Nonna, when they reached her, said calmly, "We will wait one little moment longer. A dizziness—it will pass."

  Mama crossed herself, and laid her instant, tender hand to Nonna's cheek. The porter just as instantly shed every bit of the baggage to the ground

  "Are you seventy-six too, Signora?" he asked. But he had meant it not disrespectfully, but respectfully, for he stood inclined, with a musing finger against his cheek, against a pillar he had made of the trunk dressed with the coats. She raised her eyes to the empty Pomona standing over them still—not empty, for Mr. Ugone still rode aboard, with Genoa yet to come. She could actually see him at that minute, standing at the rail with his cigar in his hand; but he did not see her. His gaze was bent and seemed lost on Poldy—still playing there with some of the little urchins, so that the dock took on the echoing sound of a playground just before dark. Maybe the surest people, thought Gabriella, are also the most forgetful of what comes next. All around was the smell of yellow leaves.

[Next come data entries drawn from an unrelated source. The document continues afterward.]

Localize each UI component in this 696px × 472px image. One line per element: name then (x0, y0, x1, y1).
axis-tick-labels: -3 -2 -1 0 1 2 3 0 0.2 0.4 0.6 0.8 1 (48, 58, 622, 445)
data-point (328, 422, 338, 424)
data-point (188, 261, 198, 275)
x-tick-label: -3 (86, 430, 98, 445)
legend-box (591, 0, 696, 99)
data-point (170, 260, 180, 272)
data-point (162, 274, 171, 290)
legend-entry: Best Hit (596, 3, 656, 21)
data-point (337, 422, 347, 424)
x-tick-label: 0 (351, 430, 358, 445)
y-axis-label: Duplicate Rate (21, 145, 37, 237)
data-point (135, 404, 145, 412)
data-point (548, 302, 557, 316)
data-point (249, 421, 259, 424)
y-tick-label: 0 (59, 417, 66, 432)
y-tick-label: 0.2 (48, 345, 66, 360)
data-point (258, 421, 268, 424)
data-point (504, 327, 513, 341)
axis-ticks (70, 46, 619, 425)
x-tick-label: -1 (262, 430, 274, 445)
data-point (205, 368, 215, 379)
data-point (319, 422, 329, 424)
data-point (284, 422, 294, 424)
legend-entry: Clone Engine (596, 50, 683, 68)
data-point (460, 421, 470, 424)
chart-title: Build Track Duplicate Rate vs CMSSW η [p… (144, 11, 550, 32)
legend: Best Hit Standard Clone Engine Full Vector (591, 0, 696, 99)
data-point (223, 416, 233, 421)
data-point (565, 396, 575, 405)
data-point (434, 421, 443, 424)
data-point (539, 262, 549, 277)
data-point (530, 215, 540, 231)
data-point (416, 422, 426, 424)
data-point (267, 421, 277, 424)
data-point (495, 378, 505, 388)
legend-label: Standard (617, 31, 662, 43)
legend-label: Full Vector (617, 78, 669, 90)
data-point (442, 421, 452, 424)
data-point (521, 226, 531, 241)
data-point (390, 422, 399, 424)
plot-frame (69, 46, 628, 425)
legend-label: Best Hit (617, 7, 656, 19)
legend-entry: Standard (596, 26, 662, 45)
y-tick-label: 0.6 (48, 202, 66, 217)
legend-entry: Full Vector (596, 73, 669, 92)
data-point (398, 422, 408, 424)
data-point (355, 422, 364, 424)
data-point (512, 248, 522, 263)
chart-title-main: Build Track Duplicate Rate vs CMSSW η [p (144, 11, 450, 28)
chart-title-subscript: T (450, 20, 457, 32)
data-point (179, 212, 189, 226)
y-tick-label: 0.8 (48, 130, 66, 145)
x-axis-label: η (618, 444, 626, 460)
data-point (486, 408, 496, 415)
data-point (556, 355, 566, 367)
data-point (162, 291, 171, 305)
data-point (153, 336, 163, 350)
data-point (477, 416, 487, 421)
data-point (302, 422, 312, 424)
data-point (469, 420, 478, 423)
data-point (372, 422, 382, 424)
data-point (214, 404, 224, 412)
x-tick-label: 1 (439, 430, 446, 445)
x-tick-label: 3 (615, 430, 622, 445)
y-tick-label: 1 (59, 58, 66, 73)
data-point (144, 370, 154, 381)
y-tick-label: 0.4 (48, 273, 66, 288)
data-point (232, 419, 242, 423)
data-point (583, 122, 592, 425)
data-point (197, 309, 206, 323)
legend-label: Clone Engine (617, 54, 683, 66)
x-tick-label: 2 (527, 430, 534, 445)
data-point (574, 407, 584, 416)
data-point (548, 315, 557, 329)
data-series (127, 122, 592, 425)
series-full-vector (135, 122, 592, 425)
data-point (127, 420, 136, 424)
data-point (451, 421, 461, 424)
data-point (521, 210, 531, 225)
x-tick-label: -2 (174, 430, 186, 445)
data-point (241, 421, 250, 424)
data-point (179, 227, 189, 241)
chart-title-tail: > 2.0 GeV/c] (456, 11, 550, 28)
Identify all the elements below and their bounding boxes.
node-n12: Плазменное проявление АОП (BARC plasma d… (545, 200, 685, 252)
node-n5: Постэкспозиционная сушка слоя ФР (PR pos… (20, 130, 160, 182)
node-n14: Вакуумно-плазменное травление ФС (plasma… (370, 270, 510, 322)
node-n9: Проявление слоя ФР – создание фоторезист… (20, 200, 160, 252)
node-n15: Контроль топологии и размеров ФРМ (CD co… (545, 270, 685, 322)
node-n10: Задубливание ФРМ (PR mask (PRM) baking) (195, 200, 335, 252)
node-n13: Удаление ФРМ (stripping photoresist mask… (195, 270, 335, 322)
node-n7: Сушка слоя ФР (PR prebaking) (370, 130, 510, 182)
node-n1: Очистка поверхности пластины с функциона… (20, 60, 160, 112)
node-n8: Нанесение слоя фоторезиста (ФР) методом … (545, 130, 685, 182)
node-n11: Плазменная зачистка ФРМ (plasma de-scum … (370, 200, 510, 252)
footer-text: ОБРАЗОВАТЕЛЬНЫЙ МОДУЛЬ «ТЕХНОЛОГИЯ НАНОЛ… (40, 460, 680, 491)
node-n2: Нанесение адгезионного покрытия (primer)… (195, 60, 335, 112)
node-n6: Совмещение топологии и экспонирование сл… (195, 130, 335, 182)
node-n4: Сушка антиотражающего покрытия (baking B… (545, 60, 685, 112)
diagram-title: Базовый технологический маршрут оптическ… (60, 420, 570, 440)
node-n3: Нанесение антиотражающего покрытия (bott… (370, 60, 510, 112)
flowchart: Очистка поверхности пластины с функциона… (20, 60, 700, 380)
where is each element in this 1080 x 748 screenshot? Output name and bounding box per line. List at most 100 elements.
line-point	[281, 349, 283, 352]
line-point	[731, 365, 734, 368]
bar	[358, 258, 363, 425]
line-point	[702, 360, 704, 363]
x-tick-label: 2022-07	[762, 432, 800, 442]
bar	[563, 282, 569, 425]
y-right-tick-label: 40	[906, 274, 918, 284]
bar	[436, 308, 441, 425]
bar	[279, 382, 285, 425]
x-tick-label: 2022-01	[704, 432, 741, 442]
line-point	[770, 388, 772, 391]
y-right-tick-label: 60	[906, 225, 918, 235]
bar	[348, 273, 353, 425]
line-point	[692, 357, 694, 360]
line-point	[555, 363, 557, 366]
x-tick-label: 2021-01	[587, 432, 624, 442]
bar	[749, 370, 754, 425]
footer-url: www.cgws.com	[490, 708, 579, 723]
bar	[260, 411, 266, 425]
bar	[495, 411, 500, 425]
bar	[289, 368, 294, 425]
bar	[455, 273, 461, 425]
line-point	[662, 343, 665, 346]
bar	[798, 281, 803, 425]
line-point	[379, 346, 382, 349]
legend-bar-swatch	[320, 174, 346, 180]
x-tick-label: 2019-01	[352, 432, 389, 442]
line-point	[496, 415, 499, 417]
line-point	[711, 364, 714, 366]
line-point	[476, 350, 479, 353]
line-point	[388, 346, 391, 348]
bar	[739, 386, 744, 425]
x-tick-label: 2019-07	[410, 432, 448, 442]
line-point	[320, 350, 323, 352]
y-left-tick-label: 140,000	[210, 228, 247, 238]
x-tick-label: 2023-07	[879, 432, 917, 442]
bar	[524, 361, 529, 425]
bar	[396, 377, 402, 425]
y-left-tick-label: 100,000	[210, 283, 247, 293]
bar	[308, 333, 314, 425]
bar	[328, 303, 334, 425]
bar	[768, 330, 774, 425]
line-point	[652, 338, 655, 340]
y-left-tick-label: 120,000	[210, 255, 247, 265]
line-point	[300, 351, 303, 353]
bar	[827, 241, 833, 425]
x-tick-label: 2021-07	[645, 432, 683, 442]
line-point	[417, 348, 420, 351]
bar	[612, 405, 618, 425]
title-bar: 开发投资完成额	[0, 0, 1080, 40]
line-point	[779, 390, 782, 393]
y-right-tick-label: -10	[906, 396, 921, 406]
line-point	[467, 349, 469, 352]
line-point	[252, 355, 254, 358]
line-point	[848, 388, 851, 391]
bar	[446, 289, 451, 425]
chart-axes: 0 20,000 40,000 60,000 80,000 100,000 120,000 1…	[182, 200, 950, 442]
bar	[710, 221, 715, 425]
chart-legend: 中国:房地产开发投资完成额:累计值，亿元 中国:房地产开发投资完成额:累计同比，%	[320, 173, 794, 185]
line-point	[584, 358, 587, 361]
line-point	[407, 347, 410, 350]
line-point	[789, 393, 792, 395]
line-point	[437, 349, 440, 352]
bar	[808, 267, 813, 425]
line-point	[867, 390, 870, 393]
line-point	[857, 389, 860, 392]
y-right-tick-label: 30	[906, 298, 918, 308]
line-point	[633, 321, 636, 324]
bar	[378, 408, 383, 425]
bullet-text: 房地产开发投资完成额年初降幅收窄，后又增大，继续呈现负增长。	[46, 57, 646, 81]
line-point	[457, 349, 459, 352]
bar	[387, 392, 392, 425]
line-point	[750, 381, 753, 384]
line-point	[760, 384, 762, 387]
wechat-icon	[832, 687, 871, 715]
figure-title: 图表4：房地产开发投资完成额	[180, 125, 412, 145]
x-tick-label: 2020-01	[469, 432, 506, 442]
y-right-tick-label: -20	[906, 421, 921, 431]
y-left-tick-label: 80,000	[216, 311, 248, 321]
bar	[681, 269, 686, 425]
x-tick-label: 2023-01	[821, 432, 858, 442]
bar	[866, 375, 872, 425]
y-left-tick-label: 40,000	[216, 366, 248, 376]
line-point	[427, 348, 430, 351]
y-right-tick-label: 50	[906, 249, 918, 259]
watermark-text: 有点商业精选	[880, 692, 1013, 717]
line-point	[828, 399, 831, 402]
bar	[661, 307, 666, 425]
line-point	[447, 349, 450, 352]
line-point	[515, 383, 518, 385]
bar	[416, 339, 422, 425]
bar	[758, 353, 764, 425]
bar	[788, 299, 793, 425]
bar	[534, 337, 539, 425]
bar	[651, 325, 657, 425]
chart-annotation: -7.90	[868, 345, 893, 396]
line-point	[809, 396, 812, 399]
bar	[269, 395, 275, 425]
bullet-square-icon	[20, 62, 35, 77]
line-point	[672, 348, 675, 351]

  "Look what I see!" cried Mama, without ceasing to pat Nonna's cheek. "Mr. Scampo! Ah, I thought we had seen the last of him. On board ship—poor mamma mia!—he was passionately running after our Gabriella. It was necessary to keep an eye on her every minute."

  "Her fatefulness is inherited from you, Crocefissa, my child," said Nonna.

  "All my girls have been so afflicted, but five, like me, married by eighteen," Mama said—pat, pat, pat.

  Aldo was coming toward them slowly, with his strange new walk of today, almost hidden by a large number of hopeful porters attacking him like flies from all sides. He did not wave; but how could he? He was loaded down. Gabriella did not wave herself, but suddenly missing the old, known world of the Pomona, she gave one brief scream. Nonna bent a considering head her way, as though to place the pitch.